И тут случилось странное. Тенгиз замер, словно в землю врос у открытых охранником ворот, и с места не сдвинулся. Так мы и простояли несколько мгновений, разделенные невидимой чертой между внешним миром и Деревней.
– Вы не собираетесь помогать ребенку с багажом, уважаемый мадрих? – рассердился наконец дед Илья.
Тенгиз, с места так и не сдвинувшись, вроде хотел что-то сказать, но у него ничего не вышло, и как будто ему стало трудно дышать. Я поспешно схватила свой рюкзак и сумку с едой тоже взвалила на плечо. А дед отобрал у меня сумку, донес до ворот и положил по ту сторону неосязаемой преграды. Тенгиз пришел в себя, поднял сумку, выдрал у меня рюкзак, сказал деду: “Спасибо, шаббат шалом”, – и стремительно зашагал по холму вниз. Я побежала за ним.
Он у меня ни о чем не спросил, и я у него – тоже. Но по дороге домой, то есть в общагу, до меня внезапно и с непростительным опозданием дошло, что я никогда не видела Тенгиза по ту сторону деревенских ворот. На экскурсии, включая пустыню, он с нами никогда не ездил. Я попыталась вспомнить, встречал ли его кто-либо во внешнем мире, например, в соседнем супермаркете, в аптеке, в киоске, где продавались сигареты, или в фалафельной, но ни единого такого свидетельства очевидцев в памяти воскресить не удалось. Когда нам нужно было чем-нибудь запастись, а выходить не разрешалось, все товары приносила Фридочка. Кассеты из видеотеки тоже брала она, и она ездила в авиакассы за нашими билетами домой на будущее лето. И по всем врачам, когда зимой все повально болели, с нами ездила Фридочка. А если у кого-то возникали проблемы с документами, в штаб программы “НОА” отправлялся Фридман. Да и в больницу, когда я в обморок грохнулась из-за стрептококка и нервов, меня тоже вез Фридман. Это открытие напрочь выбило у меня из головы происшествия этого вечера, и когда Тенгиз опустил сумки в коридоре у порога нашей комнаты, развернулся и ушел, бросив напоследок злое “спокойной ночи”, я не обиделась и не рассердилась, потому что мне сделалось так страшно, что для других чувств места не осталось.
От жуткого прозрения я похолодела и даже окоченела. Жертва Милены внезапно обрела смысл, как и странное поведение Фридмана в тот период, как и многое другое.
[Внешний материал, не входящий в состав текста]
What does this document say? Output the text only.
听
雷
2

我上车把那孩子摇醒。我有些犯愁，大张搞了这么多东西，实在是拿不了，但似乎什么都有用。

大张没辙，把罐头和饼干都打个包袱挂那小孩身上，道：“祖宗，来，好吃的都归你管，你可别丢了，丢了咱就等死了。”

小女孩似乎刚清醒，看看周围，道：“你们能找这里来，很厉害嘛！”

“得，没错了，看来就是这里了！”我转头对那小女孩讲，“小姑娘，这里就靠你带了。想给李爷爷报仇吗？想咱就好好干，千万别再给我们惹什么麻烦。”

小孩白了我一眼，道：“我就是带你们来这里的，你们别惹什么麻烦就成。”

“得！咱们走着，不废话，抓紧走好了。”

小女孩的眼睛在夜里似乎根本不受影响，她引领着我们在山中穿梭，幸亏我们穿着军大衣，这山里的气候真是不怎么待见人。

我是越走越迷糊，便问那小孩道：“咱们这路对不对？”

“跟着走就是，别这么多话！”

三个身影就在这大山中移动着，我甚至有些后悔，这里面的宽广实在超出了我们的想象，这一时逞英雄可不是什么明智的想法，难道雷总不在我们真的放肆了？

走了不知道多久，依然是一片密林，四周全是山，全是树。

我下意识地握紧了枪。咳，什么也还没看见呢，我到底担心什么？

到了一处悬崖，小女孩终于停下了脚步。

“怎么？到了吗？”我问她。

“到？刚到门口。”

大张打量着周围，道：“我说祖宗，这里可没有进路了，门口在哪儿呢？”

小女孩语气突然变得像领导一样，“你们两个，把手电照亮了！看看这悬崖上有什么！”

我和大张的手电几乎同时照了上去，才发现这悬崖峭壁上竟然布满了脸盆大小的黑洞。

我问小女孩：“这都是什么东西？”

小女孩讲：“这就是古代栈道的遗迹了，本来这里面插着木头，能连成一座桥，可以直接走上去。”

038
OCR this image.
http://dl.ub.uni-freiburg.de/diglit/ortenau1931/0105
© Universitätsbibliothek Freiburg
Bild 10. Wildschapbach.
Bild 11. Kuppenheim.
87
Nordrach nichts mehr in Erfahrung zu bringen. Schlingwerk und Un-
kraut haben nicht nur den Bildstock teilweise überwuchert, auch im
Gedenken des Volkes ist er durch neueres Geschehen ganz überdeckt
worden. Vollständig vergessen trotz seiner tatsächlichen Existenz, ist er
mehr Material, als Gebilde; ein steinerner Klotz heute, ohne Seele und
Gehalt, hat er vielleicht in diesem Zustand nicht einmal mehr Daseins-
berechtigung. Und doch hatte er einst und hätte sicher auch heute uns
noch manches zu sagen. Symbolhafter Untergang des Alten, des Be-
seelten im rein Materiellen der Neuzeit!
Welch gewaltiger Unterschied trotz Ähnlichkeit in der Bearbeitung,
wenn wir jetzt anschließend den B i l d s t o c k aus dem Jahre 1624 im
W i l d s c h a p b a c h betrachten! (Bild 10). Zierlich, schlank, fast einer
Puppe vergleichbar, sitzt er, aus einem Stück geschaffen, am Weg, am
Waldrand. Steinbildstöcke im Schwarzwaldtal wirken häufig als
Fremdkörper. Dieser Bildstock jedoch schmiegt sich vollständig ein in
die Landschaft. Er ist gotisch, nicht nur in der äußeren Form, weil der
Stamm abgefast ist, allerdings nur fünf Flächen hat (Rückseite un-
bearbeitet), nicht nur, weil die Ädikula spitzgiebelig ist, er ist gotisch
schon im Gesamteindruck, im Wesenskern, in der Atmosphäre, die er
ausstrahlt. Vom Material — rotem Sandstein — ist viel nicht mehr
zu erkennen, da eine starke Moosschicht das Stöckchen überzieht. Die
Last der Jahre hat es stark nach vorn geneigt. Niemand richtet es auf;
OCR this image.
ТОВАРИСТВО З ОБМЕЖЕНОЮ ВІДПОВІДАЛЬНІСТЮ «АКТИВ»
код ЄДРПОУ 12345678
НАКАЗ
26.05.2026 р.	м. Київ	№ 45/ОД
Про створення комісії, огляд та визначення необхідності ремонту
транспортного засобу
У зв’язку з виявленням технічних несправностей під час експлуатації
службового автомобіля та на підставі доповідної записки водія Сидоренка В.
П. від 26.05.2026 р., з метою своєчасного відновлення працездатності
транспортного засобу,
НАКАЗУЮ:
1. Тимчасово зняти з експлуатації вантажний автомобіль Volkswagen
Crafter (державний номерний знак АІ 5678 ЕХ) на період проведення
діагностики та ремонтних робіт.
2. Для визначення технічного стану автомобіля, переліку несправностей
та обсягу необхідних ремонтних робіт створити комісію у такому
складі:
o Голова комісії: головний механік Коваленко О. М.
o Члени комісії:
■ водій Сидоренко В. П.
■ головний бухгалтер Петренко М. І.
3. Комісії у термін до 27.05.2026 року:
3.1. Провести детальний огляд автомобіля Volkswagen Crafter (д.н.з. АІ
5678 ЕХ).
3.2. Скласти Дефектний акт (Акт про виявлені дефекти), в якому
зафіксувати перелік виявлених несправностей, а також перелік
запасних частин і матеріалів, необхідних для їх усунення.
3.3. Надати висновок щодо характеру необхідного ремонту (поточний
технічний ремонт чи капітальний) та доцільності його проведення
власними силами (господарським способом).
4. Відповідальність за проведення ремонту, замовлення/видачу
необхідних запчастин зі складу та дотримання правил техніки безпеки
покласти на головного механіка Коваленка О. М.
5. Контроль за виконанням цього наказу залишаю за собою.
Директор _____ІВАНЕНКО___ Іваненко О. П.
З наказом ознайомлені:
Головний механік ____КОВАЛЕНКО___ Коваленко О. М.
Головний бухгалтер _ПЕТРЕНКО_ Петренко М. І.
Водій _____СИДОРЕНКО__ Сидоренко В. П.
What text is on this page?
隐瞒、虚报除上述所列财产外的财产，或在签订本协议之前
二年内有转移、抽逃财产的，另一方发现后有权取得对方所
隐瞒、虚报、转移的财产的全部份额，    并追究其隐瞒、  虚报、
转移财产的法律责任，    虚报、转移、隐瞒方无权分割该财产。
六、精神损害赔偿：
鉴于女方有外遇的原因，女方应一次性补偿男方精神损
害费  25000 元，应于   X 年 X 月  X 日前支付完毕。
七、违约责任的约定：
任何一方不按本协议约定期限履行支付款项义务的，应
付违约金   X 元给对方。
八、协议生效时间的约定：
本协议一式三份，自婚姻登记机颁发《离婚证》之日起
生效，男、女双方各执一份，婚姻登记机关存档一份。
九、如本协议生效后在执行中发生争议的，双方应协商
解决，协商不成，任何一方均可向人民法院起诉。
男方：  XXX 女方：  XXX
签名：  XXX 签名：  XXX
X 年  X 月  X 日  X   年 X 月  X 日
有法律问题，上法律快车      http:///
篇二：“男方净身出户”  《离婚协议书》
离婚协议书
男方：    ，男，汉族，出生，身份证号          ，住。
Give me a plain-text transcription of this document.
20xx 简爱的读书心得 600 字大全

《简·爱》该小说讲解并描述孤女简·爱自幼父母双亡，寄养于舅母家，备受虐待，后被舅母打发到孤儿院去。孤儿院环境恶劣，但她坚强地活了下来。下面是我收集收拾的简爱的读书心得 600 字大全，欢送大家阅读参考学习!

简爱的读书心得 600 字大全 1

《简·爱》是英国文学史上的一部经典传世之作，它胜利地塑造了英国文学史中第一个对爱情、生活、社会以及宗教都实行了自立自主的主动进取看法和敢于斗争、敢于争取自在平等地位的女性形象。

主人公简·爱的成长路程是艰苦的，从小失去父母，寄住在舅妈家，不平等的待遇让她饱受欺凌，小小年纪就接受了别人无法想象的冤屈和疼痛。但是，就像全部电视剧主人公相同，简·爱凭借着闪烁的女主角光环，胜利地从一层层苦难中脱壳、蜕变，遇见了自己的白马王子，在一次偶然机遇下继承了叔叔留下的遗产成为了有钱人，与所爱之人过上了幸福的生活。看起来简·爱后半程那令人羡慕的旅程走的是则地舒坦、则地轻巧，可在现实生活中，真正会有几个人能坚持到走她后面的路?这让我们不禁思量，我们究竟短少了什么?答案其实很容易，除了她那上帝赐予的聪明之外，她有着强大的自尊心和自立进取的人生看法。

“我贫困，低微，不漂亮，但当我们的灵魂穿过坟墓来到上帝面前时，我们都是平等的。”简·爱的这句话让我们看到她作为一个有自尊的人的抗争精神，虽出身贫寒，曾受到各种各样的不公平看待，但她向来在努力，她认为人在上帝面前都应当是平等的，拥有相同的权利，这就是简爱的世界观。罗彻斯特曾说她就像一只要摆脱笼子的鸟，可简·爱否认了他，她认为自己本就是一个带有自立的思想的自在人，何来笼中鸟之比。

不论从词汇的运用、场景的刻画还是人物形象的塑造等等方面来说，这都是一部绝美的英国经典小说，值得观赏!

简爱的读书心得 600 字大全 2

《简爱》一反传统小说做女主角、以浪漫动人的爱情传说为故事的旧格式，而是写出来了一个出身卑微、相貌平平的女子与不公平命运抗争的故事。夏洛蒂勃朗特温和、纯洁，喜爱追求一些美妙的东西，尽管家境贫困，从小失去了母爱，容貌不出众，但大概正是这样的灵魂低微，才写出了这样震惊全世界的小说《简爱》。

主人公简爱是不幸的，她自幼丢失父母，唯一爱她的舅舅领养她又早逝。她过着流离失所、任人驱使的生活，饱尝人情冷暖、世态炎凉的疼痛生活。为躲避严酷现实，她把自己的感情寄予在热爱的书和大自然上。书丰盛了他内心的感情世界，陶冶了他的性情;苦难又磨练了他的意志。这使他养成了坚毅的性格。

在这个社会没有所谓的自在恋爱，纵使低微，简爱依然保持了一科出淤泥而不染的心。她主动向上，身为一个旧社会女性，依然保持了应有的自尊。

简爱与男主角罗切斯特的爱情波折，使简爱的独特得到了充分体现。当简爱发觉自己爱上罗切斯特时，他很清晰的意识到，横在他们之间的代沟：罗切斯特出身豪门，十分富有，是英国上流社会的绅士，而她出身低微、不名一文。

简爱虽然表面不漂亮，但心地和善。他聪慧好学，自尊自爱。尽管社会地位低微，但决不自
Выходило, что дело было не в привязанности Тенгиза к любимому месту и не в его неуверенности в неопределенном профессиональном будущем в каком-нибудь северном Кадури: Деревню Тенгиз не мог покинуть буквально. Даже шагу ступить за ее ворота он не мог, как герои дешевых романов про страшные заклятия.
Я долго стояла на пороге собственной комнаты, прокручивая в голове то, что мне стало известно о моем мадрихе, и все равно это там не укладывалось. Сколько ни бейся о других людей, они всегда остаются неопознанной загадкой, неразрешаемой головоломкой, зашифрованным текстом. Мы встречаем их на определенном жизненном этапе уже готовыми, завершенными фактами. Познаем такими, какими они являются нам, но никогда не можем знать, что сделало их таковыми, что создало, что обтесало, что вылепило и чья рука то была, и чья безрукость. Я вдруг подумала о своих родителях. Я не была свидетельницей их становления взрослыми людьми. А они моими – были. По крайней мере до этого года. Мне это показалось несправедливостью. Ничем не оправданным перекосом.
Я хотела у него спросить, хотела узнать, хотела выпытать, но говорить было не с кем. Я стояла в пустом коридоре с чужой тяжестью, навалившейся мне на плечи, и не с кем было ее разделить. Я слишком близко к сердцу его принимала. Неоправданно близко.
Обо всем этом я размышляла, сидя на ступеньке домика, где располагались социальные службы Деревни, и ожидая по-хамски опаздывающую Машу, с которой мне все это необходимо было срочно обсудить, чтобы не взорваться изнутри.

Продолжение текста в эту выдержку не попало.